The way cairo maps CAIRO_HINT_STYLE_MEDIUM to Freetype settings is different from other libraries, which makes things look strange when you have some apps using Cairo for rendering and some using something else (like Xft). The offending code is in cairo-ft-font.c:_cairo_ft_options_merge(): ... switch (options->base.hint_style) { case CAIRO_HINT_STYLE_NONE: load_flags |= FT_LOAD_NO_HINTING; break; case CAIRO_HINT_STYLE_SLIGHT: load_target = FT_LOAD_TARGET_LIGHT; break; case CAIRO_HINT_STYLE_MEDIUM: break; case CAIRO_HINT_STYLE_FULL: case CAIRO_HINT_STYLE_DEFAULT: ... All other implementations I've found map FT_LOAD_TARGET_LIGHT to both "slight" and "medium". E.g. Xft: if (FC_HINT_NONE < hint_style && hint_style < FC_HINT_FULL) { fi->load_flags |= FT_LOAD_TARGET_LIGHT; } Pango: switch (hintstyle) { case FC_HINT_SLIGHT: case FC_HINT_MEDIUM: ft2font->load_flags |= FT_LOAD_TARGET_LIGHT; break; One entertaining effect of this is gnome-appearance-properties which uses Xft to render the font examples, but then GTK+ uses Cairo for the actual font rendering, resulting in the examples showing something other than what you will get.

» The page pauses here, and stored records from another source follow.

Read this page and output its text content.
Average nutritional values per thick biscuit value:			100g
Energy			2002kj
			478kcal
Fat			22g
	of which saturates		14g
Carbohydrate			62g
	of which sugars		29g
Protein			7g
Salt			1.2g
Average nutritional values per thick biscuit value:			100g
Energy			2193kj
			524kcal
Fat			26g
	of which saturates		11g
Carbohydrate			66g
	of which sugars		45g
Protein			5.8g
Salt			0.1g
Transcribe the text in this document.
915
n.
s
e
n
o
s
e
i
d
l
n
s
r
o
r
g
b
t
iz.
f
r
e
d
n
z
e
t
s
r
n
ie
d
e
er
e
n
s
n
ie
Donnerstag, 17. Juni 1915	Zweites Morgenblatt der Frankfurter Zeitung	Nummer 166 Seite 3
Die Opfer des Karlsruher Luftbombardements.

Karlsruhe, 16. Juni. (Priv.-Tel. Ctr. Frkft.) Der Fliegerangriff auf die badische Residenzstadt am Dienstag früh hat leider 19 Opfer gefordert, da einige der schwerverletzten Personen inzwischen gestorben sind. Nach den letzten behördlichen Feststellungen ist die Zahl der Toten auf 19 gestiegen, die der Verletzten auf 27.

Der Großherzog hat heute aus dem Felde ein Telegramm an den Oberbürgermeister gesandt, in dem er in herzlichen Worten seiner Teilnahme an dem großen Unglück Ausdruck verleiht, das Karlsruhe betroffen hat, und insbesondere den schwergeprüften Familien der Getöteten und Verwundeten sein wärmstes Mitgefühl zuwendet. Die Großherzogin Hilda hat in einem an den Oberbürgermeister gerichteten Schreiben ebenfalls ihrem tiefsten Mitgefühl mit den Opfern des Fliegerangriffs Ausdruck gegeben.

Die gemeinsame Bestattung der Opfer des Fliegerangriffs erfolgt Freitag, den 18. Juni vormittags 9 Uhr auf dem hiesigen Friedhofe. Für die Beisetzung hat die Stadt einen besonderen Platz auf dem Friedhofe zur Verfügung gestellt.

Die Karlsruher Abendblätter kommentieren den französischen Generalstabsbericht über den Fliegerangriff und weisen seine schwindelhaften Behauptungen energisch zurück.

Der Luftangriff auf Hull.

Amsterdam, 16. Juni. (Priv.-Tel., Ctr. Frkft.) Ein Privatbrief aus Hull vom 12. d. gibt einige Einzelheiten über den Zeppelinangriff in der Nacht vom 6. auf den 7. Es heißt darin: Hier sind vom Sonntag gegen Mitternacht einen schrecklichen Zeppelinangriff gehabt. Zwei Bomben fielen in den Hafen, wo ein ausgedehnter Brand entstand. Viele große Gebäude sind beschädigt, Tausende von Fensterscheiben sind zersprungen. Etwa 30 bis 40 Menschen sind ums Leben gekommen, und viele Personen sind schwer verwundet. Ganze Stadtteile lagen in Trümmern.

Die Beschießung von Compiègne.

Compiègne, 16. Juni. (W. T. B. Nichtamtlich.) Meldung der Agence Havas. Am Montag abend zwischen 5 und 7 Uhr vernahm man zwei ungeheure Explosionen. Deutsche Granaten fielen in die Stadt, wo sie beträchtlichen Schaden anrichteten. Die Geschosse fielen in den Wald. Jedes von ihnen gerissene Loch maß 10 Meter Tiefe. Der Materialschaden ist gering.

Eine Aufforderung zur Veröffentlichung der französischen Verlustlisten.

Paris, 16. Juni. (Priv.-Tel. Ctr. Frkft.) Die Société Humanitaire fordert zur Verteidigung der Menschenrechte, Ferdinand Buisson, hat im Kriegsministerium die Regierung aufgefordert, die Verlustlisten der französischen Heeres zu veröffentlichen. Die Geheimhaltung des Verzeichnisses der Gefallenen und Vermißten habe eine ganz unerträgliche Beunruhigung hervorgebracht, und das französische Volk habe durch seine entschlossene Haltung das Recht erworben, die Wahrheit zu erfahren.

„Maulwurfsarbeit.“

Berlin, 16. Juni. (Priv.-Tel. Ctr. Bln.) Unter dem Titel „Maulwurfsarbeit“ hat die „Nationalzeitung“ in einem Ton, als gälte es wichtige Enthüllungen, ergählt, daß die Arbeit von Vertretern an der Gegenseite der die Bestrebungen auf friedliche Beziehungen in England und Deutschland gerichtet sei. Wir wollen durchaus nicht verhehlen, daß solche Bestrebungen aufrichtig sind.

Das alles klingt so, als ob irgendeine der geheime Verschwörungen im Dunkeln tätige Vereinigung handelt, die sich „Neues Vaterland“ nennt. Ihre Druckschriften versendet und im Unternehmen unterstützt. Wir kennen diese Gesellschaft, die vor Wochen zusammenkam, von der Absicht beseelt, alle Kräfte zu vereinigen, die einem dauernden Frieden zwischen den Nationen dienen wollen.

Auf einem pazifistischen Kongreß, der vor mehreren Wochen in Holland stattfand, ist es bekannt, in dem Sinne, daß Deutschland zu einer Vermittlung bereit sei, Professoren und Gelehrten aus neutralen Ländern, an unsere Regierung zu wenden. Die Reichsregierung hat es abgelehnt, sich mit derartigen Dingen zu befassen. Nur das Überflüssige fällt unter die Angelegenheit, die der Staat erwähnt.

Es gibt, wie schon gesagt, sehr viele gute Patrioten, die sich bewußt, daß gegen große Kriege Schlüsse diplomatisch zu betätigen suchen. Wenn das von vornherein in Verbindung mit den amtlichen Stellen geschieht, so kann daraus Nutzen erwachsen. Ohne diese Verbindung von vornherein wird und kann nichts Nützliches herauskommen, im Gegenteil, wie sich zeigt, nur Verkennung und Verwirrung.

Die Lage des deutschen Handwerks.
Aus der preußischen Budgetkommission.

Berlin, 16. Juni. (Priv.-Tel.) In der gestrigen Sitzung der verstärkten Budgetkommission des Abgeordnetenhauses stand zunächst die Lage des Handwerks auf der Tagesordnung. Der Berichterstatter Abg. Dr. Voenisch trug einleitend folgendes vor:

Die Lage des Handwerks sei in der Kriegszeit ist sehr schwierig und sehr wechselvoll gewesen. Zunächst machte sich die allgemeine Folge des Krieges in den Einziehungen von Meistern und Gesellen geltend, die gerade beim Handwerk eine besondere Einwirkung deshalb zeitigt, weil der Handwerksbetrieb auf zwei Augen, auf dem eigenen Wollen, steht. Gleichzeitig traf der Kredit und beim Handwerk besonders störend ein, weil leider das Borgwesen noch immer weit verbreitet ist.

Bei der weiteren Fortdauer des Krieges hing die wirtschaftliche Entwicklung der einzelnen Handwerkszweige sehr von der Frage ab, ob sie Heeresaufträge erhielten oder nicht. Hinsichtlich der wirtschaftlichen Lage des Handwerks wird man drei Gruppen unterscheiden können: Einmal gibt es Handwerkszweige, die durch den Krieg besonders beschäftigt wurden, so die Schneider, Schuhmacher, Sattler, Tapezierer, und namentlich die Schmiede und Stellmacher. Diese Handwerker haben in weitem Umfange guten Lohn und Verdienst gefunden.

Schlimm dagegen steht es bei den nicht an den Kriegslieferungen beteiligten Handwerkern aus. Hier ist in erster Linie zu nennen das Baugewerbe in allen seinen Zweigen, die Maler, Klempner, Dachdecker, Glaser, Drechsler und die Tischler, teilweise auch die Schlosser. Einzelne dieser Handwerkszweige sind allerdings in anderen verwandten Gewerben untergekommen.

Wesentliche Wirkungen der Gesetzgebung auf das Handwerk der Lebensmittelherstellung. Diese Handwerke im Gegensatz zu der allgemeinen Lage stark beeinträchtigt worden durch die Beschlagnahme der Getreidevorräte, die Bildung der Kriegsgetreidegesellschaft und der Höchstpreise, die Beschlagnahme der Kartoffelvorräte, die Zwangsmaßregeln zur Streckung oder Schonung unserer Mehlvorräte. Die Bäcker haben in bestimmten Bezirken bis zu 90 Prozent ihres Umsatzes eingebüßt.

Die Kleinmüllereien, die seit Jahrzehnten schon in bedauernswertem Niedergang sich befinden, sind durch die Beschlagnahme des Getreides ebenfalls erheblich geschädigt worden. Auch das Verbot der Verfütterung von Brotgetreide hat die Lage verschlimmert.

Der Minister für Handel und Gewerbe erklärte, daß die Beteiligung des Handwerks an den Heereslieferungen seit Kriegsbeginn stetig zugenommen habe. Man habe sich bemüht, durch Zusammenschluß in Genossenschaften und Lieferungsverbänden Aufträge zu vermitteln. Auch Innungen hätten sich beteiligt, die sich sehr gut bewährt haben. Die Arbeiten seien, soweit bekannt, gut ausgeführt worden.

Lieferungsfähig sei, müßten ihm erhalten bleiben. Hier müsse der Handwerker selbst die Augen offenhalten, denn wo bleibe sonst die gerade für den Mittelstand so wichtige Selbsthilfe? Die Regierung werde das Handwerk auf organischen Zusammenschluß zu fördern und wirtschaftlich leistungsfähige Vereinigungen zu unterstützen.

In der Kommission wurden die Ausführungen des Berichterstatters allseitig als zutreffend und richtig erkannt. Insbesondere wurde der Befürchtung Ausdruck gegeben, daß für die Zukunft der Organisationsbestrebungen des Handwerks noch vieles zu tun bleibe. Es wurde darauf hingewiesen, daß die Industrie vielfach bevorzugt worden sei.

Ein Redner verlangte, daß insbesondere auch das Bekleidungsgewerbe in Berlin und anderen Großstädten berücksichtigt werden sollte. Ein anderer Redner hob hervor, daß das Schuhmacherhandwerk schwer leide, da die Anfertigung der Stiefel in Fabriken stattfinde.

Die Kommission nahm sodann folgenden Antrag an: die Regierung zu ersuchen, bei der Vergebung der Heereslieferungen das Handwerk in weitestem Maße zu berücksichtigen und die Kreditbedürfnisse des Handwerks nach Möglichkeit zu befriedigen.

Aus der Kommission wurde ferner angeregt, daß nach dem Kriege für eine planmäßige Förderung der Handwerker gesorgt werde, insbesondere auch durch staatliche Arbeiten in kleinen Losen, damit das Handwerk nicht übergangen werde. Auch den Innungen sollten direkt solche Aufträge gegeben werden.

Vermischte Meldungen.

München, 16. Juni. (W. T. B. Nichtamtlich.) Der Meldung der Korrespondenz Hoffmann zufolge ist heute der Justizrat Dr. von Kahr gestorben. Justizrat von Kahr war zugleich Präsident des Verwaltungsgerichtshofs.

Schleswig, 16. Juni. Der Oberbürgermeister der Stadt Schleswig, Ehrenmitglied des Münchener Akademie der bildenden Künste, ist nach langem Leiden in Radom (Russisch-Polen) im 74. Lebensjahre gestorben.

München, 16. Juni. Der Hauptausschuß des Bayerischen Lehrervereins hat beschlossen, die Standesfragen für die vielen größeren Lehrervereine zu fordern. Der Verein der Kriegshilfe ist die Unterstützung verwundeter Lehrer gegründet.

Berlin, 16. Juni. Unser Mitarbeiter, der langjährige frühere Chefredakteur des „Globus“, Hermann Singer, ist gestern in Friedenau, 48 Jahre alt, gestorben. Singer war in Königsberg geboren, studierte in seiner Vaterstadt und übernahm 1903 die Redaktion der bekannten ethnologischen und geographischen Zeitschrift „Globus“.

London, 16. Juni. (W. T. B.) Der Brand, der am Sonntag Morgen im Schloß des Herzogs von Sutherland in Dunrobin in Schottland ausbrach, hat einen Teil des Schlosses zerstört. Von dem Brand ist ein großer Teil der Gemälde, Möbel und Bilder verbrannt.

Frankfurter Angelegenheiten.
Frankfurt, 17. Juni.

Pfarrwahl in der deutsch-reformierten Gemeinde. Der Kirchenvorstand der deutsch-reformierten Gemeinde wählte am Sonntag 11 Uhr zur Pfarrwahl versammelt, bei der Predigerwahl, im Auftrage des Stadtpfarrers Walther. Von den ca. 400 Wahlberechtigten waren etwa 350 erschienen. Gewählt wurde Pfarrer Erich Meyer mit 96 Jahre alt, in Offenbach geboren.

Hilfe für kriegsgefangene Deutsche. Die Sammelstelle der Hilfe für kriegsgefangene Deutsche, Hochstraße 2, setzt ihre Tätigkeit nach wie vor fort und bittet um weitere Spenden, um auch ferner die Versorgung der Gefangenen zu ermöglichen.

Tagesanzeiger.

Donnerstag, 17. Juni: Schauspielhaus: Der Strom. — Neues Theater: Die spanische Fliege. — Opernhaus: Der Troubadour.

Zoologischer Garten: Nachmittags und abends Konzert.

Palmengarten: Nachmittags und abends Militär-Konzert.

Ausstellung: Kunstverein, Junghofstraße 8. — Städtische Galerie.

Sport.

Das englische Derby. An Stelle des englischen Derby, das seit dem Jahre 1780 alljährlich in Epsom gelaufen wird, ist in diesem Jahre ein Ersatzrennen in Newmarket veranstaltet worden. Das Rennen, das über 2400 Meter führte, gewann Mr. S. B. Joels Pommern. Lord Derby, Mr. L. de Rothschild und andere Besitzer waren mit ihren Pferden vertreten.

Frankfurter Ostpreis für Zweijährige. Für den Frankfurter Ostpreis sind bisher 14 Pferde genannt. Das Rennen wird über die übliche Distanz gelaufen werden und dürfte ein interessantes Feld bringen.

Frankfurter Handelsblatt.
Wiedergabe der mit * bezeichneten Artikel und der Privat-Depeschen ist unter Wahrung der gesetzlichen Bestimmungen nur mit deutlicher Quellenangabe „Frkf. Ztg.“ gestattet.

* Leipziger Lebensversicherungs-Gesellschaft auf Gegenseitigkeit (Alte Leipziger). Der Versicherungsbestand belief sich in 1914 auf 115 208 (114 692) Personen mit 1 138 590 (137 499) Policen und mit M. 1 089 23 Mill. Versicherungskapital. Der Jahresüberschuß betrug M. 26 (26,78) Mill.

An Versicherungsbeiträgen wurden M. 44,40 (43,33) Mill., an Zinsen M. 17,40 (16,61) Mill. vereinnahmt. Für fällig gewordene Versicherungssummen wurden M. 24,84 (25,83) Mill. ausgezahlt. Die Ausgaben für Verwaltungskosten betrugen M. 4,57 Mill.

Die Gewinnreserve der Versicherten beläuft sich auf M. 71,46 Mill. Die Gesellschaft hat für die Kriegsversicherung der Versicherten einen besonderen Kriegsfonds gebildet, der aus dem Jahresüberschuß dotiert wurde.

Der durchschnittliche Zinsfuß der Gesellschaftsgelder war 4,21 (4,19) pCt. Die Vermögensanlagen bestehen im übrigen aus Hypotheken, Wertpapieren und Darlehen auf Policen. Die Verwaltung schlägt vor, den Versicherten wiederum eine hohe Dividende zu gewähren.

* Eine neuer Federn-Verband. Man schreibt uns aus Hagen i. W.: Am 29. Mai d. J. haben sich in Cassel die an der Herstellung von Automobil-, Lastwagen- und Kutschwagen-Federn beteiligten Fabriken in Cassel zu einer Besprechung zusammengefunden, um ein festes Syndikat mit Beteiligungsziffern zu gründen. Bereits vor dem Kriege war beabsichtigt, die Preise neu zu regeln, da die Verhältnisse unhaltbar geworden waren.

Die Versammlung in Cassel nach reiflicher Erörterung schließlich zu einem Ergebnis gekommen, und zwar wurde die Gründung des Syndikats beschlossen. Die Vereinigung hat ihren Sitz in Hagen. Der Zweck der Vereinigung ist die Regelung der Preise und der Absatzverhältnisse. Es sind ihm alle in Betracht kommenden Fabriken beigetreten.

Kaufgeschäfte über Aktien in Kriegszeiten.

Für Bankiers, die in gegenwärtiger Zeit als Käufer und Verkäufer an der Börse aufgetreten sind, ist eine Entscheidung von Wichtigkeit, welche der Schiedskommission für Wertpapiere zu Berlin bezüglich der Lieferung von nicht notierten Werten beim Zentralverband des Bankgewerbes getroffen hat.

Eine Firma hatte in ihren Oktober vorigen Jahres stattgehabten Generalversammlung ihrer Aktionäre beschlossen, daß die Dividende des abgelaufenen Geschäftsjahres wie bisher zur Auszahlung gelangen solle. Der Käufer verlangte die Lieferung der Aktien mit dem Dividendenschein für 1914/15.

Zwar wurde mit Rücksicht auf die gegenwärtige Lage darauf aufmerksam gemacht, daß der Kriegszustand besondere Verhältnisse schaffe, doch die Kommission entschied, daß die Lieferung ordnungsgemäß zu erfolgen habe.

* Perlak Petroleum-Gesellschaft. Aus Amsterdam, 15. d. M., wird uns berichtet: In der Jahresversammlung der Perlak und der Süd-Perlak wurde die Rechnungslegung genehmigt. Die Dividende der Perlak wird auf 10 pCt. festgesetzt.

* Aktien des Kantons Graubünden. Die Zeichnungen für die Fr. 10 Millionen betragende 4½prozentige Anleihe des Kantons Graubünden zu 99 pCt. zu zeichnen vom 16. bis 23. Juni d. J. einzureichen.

Behdad, Can you comment on this? Is this an obvious bug in cairo that we should just fix? -Carl
Had enough time to mull this over? :)
The problem is, even if you're right, changing this at this point will break stuff. Since Xft is hardly in use these days, I don't see any reason to change this. As it is, cairo's HINT_LIGHT, HINT_MEDIUM, and HINT_FULL each achieve a different rendering. Merging two of those into one sounds like a regression to me.